The Third Judicial District includes Greene, Hamblen, Hawkins and Hancock counties.

The Tennessee District Attorneys General Conference, which met recently in Nashville, will continue to advocate for changes in state laws during the 2014 legislative session "to better enable prosecution of serial child sexual abusers and to increase punishment for child neglect," according to the news release.

One proposed law would allow a serial child sexual abuser to be prosecuted in a single trial, even if abuses occurred in multiple judicial districts.

Currently, defendants accused of multiple counts of child sexual abuse in different jurisdictions must be tried separately in each jurisdiction.

The duplication "is a tremendous burden for victims and their families," conference Executive Director James W. Kirby said.

The bill is currently under consideration by the Senate and House financial committees.


Bell said the district attorneys general will also continue to seek legislative approval for additional assistant district attorneys in judicial districts that have seen the largest caseload increases since 2006.

That was the year when the General Assembly last approved the hiring of new prosecutors by district attorneys general.

But the Third Judicial District has seen a big increase in cases since 2006, many of which are related to the prescription pill abuse epidemic, prosecutors have said.

"My fellow district attorneys, along with our staff members, have the responsibility of protecting the public -- and that specifically includes protecting kids -- by prosecuting criminal cases on behalf of the state," Bell said.

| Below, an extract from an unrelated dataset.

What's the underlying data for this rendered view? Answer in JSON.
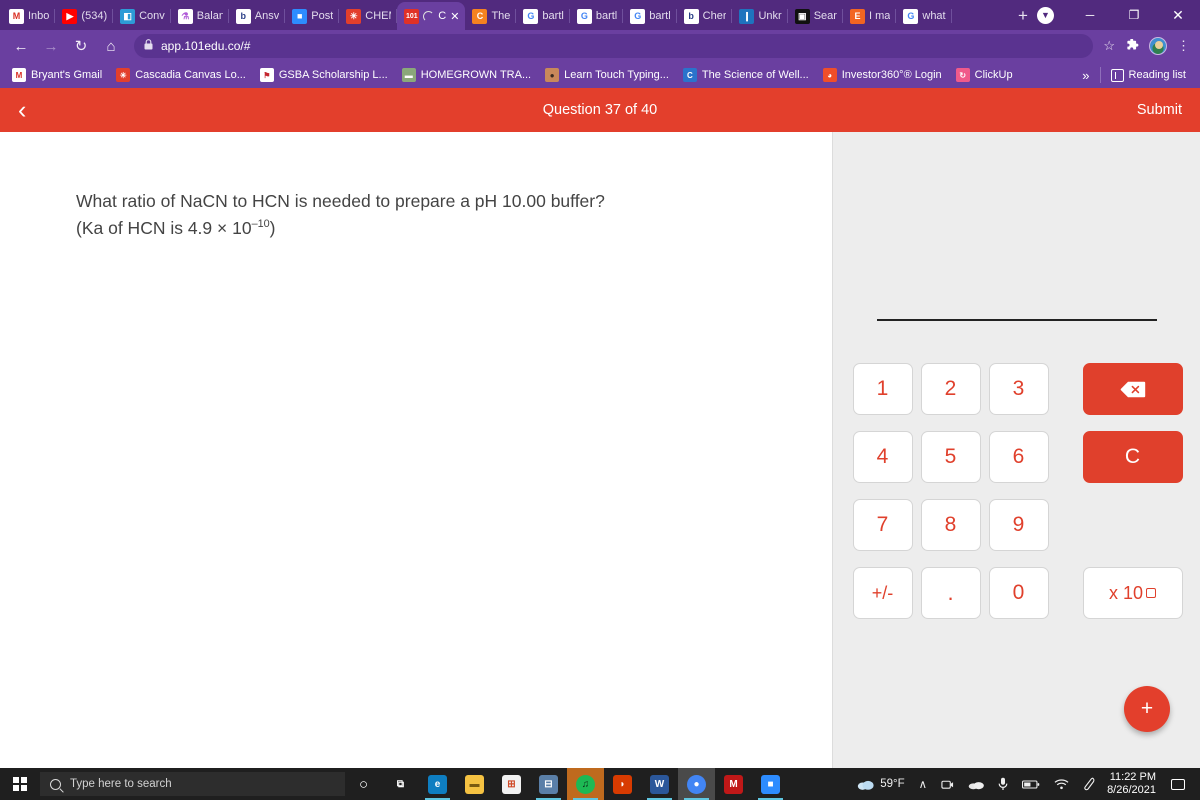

Bell said that the proposed legislation will make it easier to prosecute "serial [sex offenders] who go from county to county."

"We're simply trying to create a different venue situation," Bell said.

There were 730 such cases prosecuted last year in Greene County Criminal Court, some of which included multiple offenses.

Bell said the job of prosecuting so many cases is challenging and is made more difficult "without the appropriate resources."

The "need for additional staff continues to grow, as our caseload has grown," Bell emphasized.


The district attorneys also seek to increase the minimum amount of time that must be served before an inmate is eligible for parole to 85 percent for two specific crimes: aggravated child neglect and attempted first-degree murder where there is serious bodily injury.

"Most crimes in Tennessee require only 30 percent of a sentence to be served in jail or prison," Kirby said.

"Right now, there are individuals who are convicted of extremely serious child neglect, cases in which children suffer as much as those who are victims of physical abuse, who end up serving relatively short sentences."


Other legislative priorities the district attorneys conference will address during the upcoming legislative session include:

* providing greater fairness to crime victims and juries by requiring the prosecution and defense to disclose a list of potential witnesses prior to trial;

* allowing a photograph of a homicide victim to be introduced during trial depicting the victim prior to the homicide;

* allowing search warrants to be requested and issued electronically. Standards and criteria for search warrants would be unchanged.